If someone dies without a valid will, the court distributes their property according to state law. These laws, known as the laws of intestate succession, list the priority in which property is distributed after death. State laws also list the priority for picking the person who will administer someone’s estate.
But the deceased person may have had different priorities. If you want to leave certain property to certain people, known as making a bequest, you’re best off making a will in advance. In all the wills I’ve seen, I’ve never come across anyone whose wishes exactly matched the laws of intestate succession.
Lorraine advises people not to wait. She says “once this has been taken care of, you can put it in a safe place, forget about it, and get back on with the enjoyment of living.”
I’d like to add that once it’s written, you should consider reviewing it periodically. That’s what Lorraine and her husband did to see if it needed updating.
For those worried about the costs of preparing a will, you may be surprised by the availability of free and low cost options.
In my career, I’ve volunteered to help people prepare wills and other end-of-life documents. I’ve done this through free legal clinics sponsored by churches, bar associations and organizations like the AARP. In addition to these options, you could ask the patient services departments at any hospitals or other medical providers for a list of possible resources for free or low-cost legal help.
My mom was bracing herself for the medical expenses that would accompany her cancer diagnosis. So she didn’t necessarily want to spend money on a will, but knew it was important to have one. Since I knew she probably wanted me to be a beneficiary, I told her it wasn’t ethical for me to prepare her will. (I also wasn’t licensed in her state.)
Instead, I tested a popular brand of will preparation software for her. It seemed to ask the appropriate questions for her situation. So I sat with her as she did it, and explained any legal terms she didn’t understand. But even though I had vetted the software beforehand, I still thought it missed some things she wanted. I then asked a colleague, who was licensed in her state, to help her clean up the final product.
I always tell people that if they’re going to use the software, at least try to see if you can get a lawyer to look at the final product before you execute it. Depending on the complexity of your estate and accuracy of your software, you might be able to save a little on legal fees.
My dad hired a lawyer to write his will when I was a little girl. He went back to the same attorney after my mom died to have it updated. The lawyer only charged him a modest fee. I think that’s the ideal situation: Invest a little up front, and then have a family lawyer you can return to when your life circumstances inevitably change.
I also caution people that while wills are the most well-known legal instruments for documenting final wishes, they’re not necessarily the only document you’ll need. Not all of your assets can be passed by a will. Life insurance proceeds, property held in trusts, payable-on-death bank accounts, and retirement plans are a few examples.

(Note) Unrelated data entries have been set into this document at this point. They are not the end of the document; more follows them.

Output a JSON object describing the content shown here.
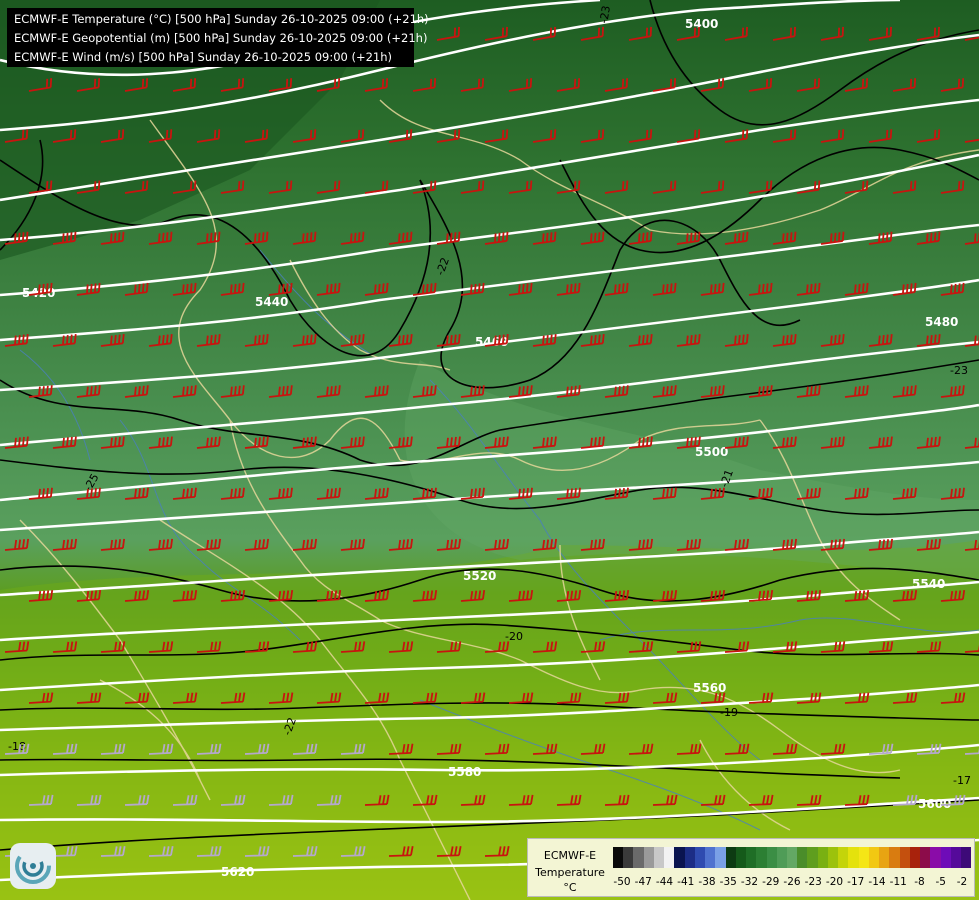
{
  "header": {
    "line1": "ECMWF-E Temperature (°C) [500 hPa] Sunday 26-10-2025 09:00 (+21h)",
    "line2": "ECMWF-E Geopotential (m) [500 hPa] Sunday 26-10-2025 09:00 (+21h)",
    "line3": "ECMWF-E Wind (m/s) [500 hPa] Sunday 26-10-2025 09:00 (+21h)"
  },
  "geopotential_labels": [
    "5400",
    "5420",
    "5440",
    "5460",
    "5480",
    "5500",
    "5520",
    "5540",
    "5560",
    "5580",
    "5600",
    "5620"
  ],
  "temperature_labels": [
    "-23",
    "-22",
    "-21",
    "-20",
    "-19",
    "-18",
    "-17",
    "-23",
    "-25",
    "-22"
  ],
  "legend": {
    "title1": "ECMWF-E",
    "title2": "Temperature",
    "unit": "°C",
    "ticks": [
      "-50",
      "-47",
      "-44",
      "-41",
      "-38",
      "-35",
      "-32",
      "-29",
      "-26",
      "-23",
      "-20",
      "-17",
      "-14",
      "-11",
      "-8",
      "-5",
      "-2"
    ],
    "colors": [
      "#0a0a0a",
      "#3a3a3a",
      "#6a6a6a",
      "#9a9a9a",
      "#c8c8c8",
      "#f2f2f2",
      "#0a1450",
      "#1c2d86",
      "#2f4bb0",
      "#4f72cf",
      "#7aa0e6",
      "#0d3b12",
      "#155a1a",
      "#1f6e26",
      "#2c7f33",
      "#3b8e45",
      "#4f9c57",
      "#63a864",
      "#4a8d2a",
      "#5f9e1e",
      "#79b012",
      "#9cc20c",
      "#c4d40a",
      "#e4e20c",
      "#f5e616",
      "#f2c812",
      "#e8a412",
      "#d97c10",
      "#c4500e",
      "#a8220c",
      "#8c0c4a",
      "#8a0ca8",
      "#6e0cb8",
      "#550a9a",
      "#3d0a78"
    ]
  },
  "colors": {
    "wind_barb": "#c8140f",
    "wind_barb_light": "#b4a8cc",
    "geopotential_line": "#ffffff",
    "temperature_line": "#000000",
    "borders": "#e6d79a",
    "rivers": "#4a7fbf"
  },
  "logo_icon": "ecmwf-swirl-icon"
}
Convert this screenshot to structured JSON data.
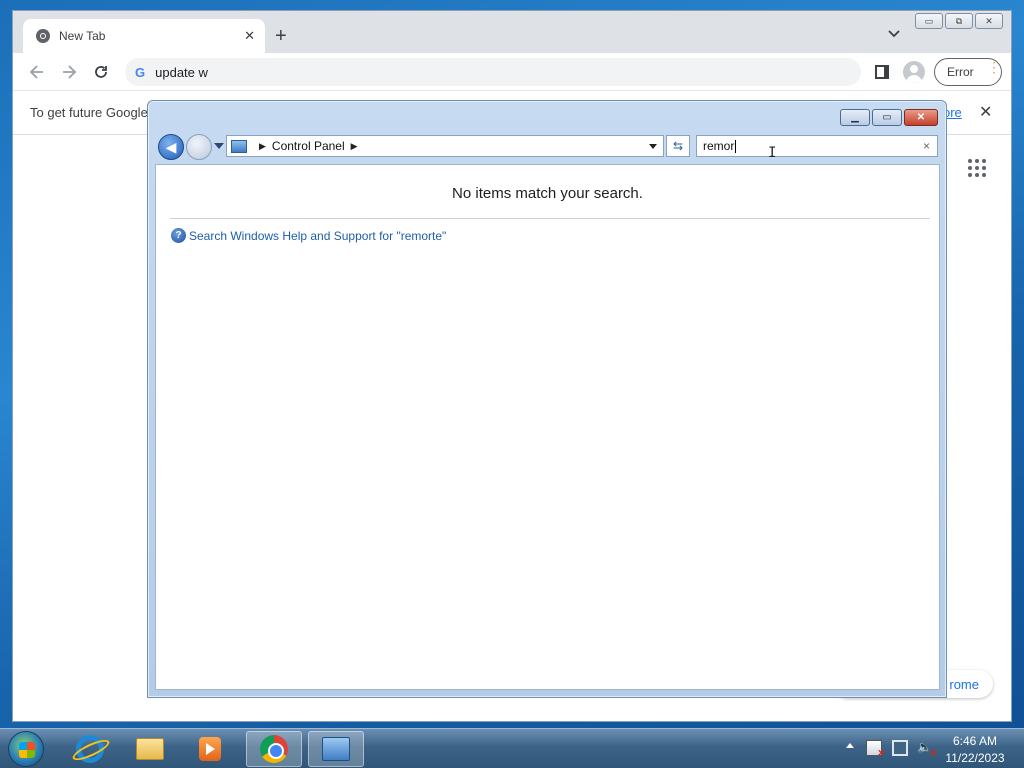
{
  "chrome": {
    "tab_title": "New Tab",
    "tab_close": "✕",
    "new_tab": "+",
    "omnibox_text": "update w",
    "error_label": "Error",
    "menu_dots": "⋮",
    "infobar_text": "To get future Google",
    "infobar_link": "ore",
    "infobar_close": "✕",
    "customize_chip": "rome",
    "window_controls": [
      "▭",
      "⧉",
      "✕"
    ]
  },
  "control_panel": {
    "breadcrumb": "Control Panel",
    "search_value": "remor",
    "search_clear": "×",
    "no_items": "No items match your search.",
    "help_link": "Search Windows Help and Support for \"remorte\"",
    "window_controls": {
      "minimize": "▁",
      "maximize": "▭",
      "close": "✕"
    }
  },
  "taskbar": {
    "items": [
      "internet-explorer",
      "windows-explorer",
      "media-player",
      "google-chrome",
      "control-panel"
    ],
    "clock_time": "6:46 AM",
    "clock_date": "11/22/2023"
  },
  "colors": {
    "desktop": "#1b6fb8",
    "chrome_tabbar": "#dee1e6",
    "link": "#1a73e8",
    "cp_frame": "#c6daf1"
  }
}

It’s also a good idea to prepare a separate document with your wishes for funeral arrangements.
You can certainly include those things in a will if you want, but the problem is that wills aren’t usually read until a few days or weeks after death. It’s nice for loved ones to have something handy to guide decisions about memorial services, funerals and burials.
I clutched my mom’s list during the days between her death and her funeral. Her will was never far out of reach during the months when I was administering her estate. It was like she was there holding my hand, guiding me along to way to make sure everything was done the way wanted.
If you haven’t written a will as yet, why not write one now? Consider making arrangements today to give your loved ones the same gift Brian and Lena gave Lorraine and Karen.